Backing on to the school along the same partly paved street is a 16th-century house, brown-brick clad, timber framed, refronted in those bricks and extended in the 18th century, with Grade II* listing, known as the Manor House. Above this is a stone coped parapet partially obscuring a plain tiled roof with stone coped gables.

===Brewerstreet or Brewer Street===
Only 0.6 mi north of the village, reached by the road at the east end of the churchyard, is Brewerstreet Farm and the old Rectory, parts of which date from the end of the 17th century. The house is a two-storey, partly slate-roofed structure that underwent a complete transformation about the middle of the 18th century. In one of the upper rooms is a stone fireplace with a moulded four-centred head and jambs. Grade II listed, the house has three diagonal 17th century chimney stacks to the old left section at the point where it meets the new. In keeping, its central doubled glazed doors has a Doric fluted pilaster (column) surround under flat porch hood.

Brewerstreet Farm is a Grade I listed building house, part 15th century, part Tudor; alterations and extension in 1850; further restoration in the 20th century.

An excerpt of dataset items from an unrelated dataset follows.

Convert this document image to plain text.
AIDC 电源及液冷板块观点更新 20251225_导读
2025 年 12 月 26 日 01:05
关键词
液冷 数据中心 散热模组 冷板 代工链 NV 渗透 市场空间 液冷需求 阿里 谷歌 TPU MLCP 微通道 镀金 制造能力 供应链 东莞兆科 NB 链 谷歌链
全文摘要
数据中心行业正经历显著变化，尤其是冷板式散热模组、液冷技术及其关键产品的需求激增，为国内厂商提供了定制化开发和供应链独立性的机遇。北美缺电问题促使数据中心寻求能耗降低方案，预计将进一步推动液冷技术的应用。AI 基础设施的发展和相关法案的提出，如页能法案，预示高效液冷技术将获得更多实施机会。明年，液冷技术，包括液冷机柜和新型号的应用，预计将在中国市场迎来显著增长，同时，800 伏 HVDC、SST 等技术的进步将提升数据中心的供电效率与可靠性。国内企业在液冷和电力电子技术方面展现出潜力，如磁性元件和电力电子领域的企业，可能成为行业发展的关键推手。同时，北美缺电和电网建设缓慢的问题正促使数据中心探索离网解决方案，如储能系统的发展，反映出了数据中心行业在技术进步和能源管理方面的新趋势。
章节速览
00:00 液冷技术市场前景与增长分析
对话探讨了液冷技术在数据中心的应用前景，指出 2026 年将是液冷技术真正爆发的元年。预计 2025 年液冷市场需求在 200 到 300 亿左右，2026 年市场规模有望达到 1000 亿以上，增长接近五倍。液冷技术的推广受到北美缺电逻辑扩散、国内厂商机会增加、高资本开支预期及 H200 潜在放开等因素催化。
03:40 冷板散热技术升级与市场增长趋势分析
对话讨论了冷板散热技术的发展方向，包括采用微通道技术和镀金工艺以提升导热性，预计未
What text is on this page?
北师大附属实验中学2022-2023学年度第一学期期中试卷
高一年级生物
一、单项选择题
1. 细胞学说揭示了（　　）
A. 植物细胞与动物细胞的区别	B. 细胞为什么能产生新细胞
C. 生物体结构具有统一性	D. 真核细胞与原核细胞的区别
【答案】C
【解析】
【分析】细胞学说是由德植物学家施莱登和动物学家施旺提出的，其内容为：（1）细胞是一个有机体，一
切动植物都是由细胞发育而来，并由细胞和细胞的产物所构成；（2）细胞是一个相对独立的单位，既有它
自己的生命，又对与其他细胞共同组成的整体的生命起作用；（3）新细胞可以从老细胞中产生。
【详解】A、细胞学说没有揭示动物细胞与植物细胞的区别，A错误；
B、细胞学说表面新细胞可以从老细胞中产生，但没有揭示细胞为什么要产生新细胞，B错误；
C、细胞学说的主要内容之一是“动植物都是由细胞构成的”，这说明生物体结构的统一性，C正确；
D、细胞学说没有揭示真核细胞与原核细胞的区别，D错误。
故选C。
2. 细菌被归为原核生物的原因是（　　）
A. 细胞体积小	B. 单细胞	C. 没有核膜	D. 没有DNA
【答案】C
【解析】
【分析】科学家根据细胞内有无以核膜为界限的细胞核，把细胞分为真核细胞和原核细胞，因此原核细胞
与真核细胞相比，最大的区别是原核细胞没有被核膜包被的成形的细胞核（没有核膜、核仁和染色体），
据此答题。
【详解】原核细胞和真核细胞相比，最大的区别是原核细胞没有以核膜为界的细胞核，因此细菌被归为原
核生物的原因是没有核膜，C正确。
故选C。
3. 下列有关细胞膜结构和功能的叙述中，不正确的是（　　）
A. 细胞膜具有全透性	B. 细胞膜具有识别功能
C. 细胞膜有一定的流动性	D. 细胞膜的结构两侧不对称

Close stud timber framed on a brick plinth with rendered infill, the roof is hipped of Horsham stone, with three symmetrically chimney stacks. A former medieval hall house, it has gabled end cross wings with jettied first floors, curly bargeboards and moulded dragon posts to stairwell corners.

==Demography and housing==

2011 Census Homes
| Output area | Detached | Semi-detached | Terraced | Flats and apartments | Caravans/temporary/mobile homes | shared between households |
|---|---|---|---|---|---|---|
| (Civil Parish) | 365 | 546 | 190 | 129 | 6 | 0 |

The average level of accommodation in the region composed of detached houses was 28%, the average that was apartments was 22.6%.

2011 Census Key Statistics
| Output area | Population | Households | % Owned outright | % Owned with a loan | hectares |
|---|---|---|---|---|---|
| (Civil Parish) | 2,973 | 1,236 | 30.5% | 35.4% | 2,345 |

The proportion of households in the civil parish who owned their home outright compares to the regional average of 35.1%. The proportion who owned their home with a loan compares to the regional average of 32.5%. The remaining % is made up of rented dwellings (plus a negligible % of households living rent-free).

==Governance==
There is one representative on Surrey County Council, Chris Farr of the Independent group whose extensive ward is called Godstone. There are three representatives on Tandridge District Council:

| Member Since |  | Member | Ward |
|---|---|---|---|
|  | 2007 | Gill Black | Bletchingley & Nutfield |
|  | 2022 | Chris Pinard | Bletchingley & Nutfield |
|  | 2021 | Liam Hammond | Bletchingley & Nutfield |

There is also a parish council with 9 members.